Shaun Mahood will be giving a talk at Clojure/conj 2016. He will be speaking about re-frame.
PurelyFunctional.tv: How did you get into functional programming?
Shaun Mahood: I got into functional programming through Clojure – I started watching some of Rich Hickey's talks and most of what he was saying made a ton of sense. I ended up watching and reading more and more over the following year or two, and eventually I had a project come up where ClojureScript and re-frame seemed like a much better fit than the other options I could find, so I dove in and haven’t looked back.
PF.tv: What is your talk about?
SM: I'm going to be presenting about re-frame, which is an application framework for ClojureScript. I’ve been working with it for about a year and I’ve recently gotten involved in the effort to update the documentation for the v0.8.0 release.
PF.tv: What do you hope people will take away from the talk?
SM: I’m hoping attendees will gain a solid understanding of how re-frame works, how it can help them architect their projects, and what the process of building applications looks like. The concepts in re-frame are mostly easy to understand, and there are many ways to put them together, but if you buy in to the model that re-frame defines you can build some pretty complex applications that scale and perform well.
PF.tv: What concepts do you recommend people be familiar with to maximize their experience with the talk?
SM: There’s not a lot that attendees need to be familiar with, but previous experience with Clojure, ClojureScript, or Reagent would help. I’m hoping that my talk will be accessible to everyone, though it is not specifically targeted to beginners – it’s more that re-frame is so well suited for beginners that there isn’t a lot of previous knowledge necessary.

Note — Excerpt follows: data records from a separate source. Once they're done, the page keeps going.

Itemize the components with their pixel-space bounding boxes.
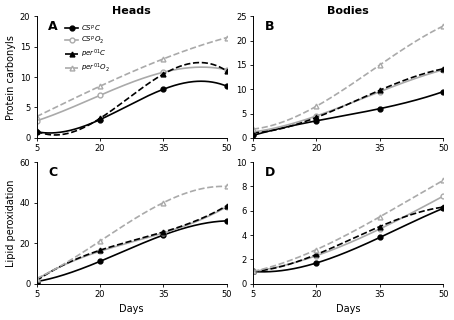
Text: B: B: [264, 20, 274, 33]
Y-axis label: Lipid peroxidation: Lipid peroxidation: [5, 179, 15, 267]
Text: C: C: [48, 166, 57, 179]
Title: Heads: Heads: [112, 5, 151, 16]
Text: D: D: [264, 166, 275, 179]
Y-axis label: Protein carbonyls: Protein carbonyls: [6, 35, 16, 120]
X-axis label: Days: Days: [119, 304, 144, 315]
Legend: $\mathit{CS}^p\mathit{C}$, $\mathit{CS}^p\mathit{O}_2$, $\mathit{per}^{01}\mathi: $\mathit{CS}^p\mathit{C}$, $\mathit{CS}^…: [65, 22, 110, 75]
X-axis label: Days: Days: [336, 304, 360, 315]
Text: A: A: [48, 20, 58, 33]
Title: Bodies: Bodies: [327, 5, 369, 16]
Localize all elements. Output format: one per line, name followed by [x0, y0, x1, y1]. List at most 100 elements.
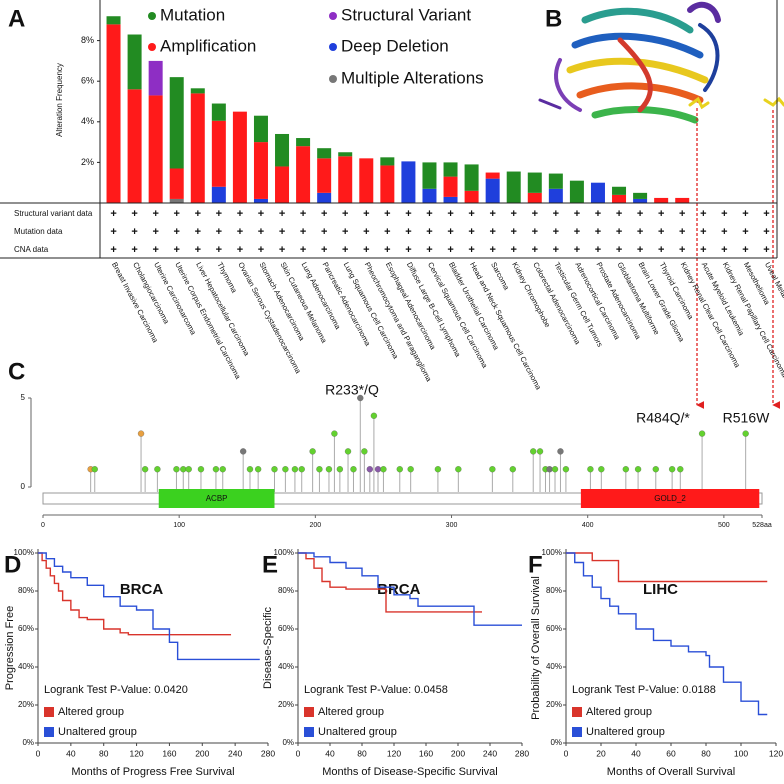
profile-mark: +	[658, 208, 664, 220]
profile-mark: +	[489, 208, 495, 220]
x-axis-label: Months of Progress Free Survival	[71, 766, 234, 778]
panel-letter: B	[545, 5, 562, 32]
bar-segment	[338, 152, 353, 157]
legend-swatch	[572, 707, 582, 717]
legend-marker	[329, 43, 337, 51]
lollipop-head	[212, 466, 220, 473]
profile-mark: +	[616, 244, 622, 256]
bar-segment	[275, 166, 290, 203]
profile-mark: +	[216, 244, 222, 256]
panel-letter: C	[8, 358, 25, 385]
ribbon	[591, 106, 699, 124]
lollipop-head	[246, 466, 254, 473]
profile-mark: +	[131, 226, 137, 238]
profile-mark: +	[468, 226, 474, 238]
survival-curve	[38, 552, 260, 661]
profile-mark: +	[363, 226, 369, 238]
lollipop-head	[677, 466, 684, 473]
lollipop-head	[282, 466, 289, 473]
protein-structure	[538, 1, 784, 124]
x-tick-label: 500	[718, 522, 730, 529]
profile-mark: +	[384, 208, 390, 220]
profile-mark: +	[384, 226, 390, 238]
lollipop-head	[271, 466, 278, 473]
profile-mark: +	[384, 244, 390, 256]
bar-segment	[380, 165, 395, 203]
profile-mark: +	[553, 226, 559, 238]
legend-swatch	[304, 727, 314, 737]
y-tick-label: 40%	[546, 662, 562, 671]
profile-mark: +	[511, 244, 517, 256]
lollipop-head	[509, 466, 516, 473]
lollipop-head	[141, 466, 149, 473]
x-tick-label: 80	[701, 748, 711, 758]
profile-mark: +	[279, 208, 285, 220]
profile-mark: +	[721, 226, 727, 238]
x-tick-label: 80	[99, 748, 109, 758]
bar-segment	[633, 198, 648, 203]
ribbon	[617, 37, 653, 113]
chart-title: BRCA	[120, 581, 163, 598]
profile-mark: +	[405, 208, 411, 220]
legend-swatch	[572, 727, 582, 737]
profile-mark: +	[447, 208, 453, 220]
x-tick-label: Kidney Chromophobe	[510, 261, 552, 329]
y-tick-label: 60%	[278, 624, 294, 633]
x-tick-label: 120	[129, 748, 143, 758]
profile-mark: +	[637, 226, 643, 238]
lollipop-head	[197, 466, 205, 473]
profile-mark: +	[258, 208, 264, 220]
bar-segment	[148, 60, 163, 96]
profile-mark: +	[511, 226, 517, 238]
x-axis-label: Months of Disease-Specific Survival	[322, 766, 497, 778]
survival-curve	[298, 552, 522, 626]
lollipop-head	[489, 466, 496, 473]
x-tick-label: 0	[296, 748, 301, 758]
x-tick-label: 240	[483, 748, 497, 758]
lollipop-head	[255, 466, 262, 473]
chart-title: BRCA	[377, 581, 420, 598]
mutation-annotation: R233*/Q	[325, 382, 379, 398]
lollipop-head	[180, 466, 187, 473]
bar-segment	[548, 188, 563, 203]
bar-segment	[527, 172, 542, 193]
chart-title: LIHC	[643, 581, 678, 598]
bar-segment	[317, 148, 332, 159]
y-tick-label: 80%	[546, 586, 562, 595]
lollipop-head	[173, 466, 180, 473]
x-tick-label: 20	[596, 748, 606, 758]
profile-mark: +	[574, 244, 580, 256]
profile-mark: +	[363, 244, 369, 256]
profile-mark: +	[721, 244, 727, 256]
profile-mark: +	[658, 226, 664, 238]
panel-letter: F	[528, 551, 543, 578]
x-tick-label: 200	[451, 748, 465, 758]
profile-mark: +	[300, 226, 306, 238]
profile-mark: +	[679, 208, 685, 220]
panel-letter: D	[4, 551, 21, 578]
profile-mark: +	[532, 226, 538, 238]
domain-label: ACBP	[206, 494, 228, 503]
panel-letter: A	[8, 5, 25, 32]
profile-mark: +	[700, 226, 706, 238]
profile-mark: +	[616, 208, 622, 220]
lollipop-head	[455, 466, 462, 473]
profile-mark: +	[321, 244, 327, 256]
x-tick-label: 160	[162, 748, 176, 758]
lollipop-head	[137, 430, 145, 437]
x-tick-label: 120	[387, 748, 401, 758]
bar-segment	[296, 138, 311, 147]
profile-mark: +	[216, 208, 222, 220]
lollipop-head	[370, 412, 378, 419]
bar-segment	[169, 168, 184, 199]
profile-mark: +	[574, 226, 580, 238]
legend-swatch	[44, 707, 54, 717]
survival-curve	[566, 552, 768, 583]
lollipop-head	[551, 466, 559, 473]
profile-mark: +	[679, 226, 685, 238]
profile-mark: +	[237, 226, 243, 238]
bar-segment	[590, 182, 605, 203]
y-tick-label: 0%	[550, 738, 562, 747]
lollipop-head	[407, 466, 414, 473]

PF.tv: What resources are available for people who want to study up before the talk?
PF.tv: Where can people follow you online?
PF.tv: Are there any projects you'd like people to be aware of? How can people help out?
SM: I don’t have any specific projects to promote, but I think everyone should try getting involved with something they find interesting – re-frame is the first open source project I’ve really gotten involved in, and even without working on the code I’ve found it to be very rewarding and interesting. It’s provided a lot of drive to improve my abilities and dive in to understand things better, and I think it’s also helped me improve in my ability to write software beyond just re-frame specific projects.
PF.tv: Where do you see the state of functional programming in 10 years?
SM: In 10 years, I really hope functional programming is a bit more of the default for education and teaching new developers. I’m still stuck in a lot of my old habits and the ways I first learned to program, and I think a functional first approach would make understanding the fundamentals a lot easier.
PF.tv: If functional programming were a superhero, what superpower would it have?
SM: I think my favourite super power of functional programming (and specifically how Clojure does it) is the ability to compose small things into a bigger whole - sort of like the giant robots of Voltron or the Power Rangers (though I prefer Voltron), but you can add as many pieces on as you want and it will still combine gracefully. Functional Voltron could add extra arms or legs without running into conflicts with the old ones, and they would still feel like they belonged and work well even if 12 legs and 5 arms is a stupid way to build a robot.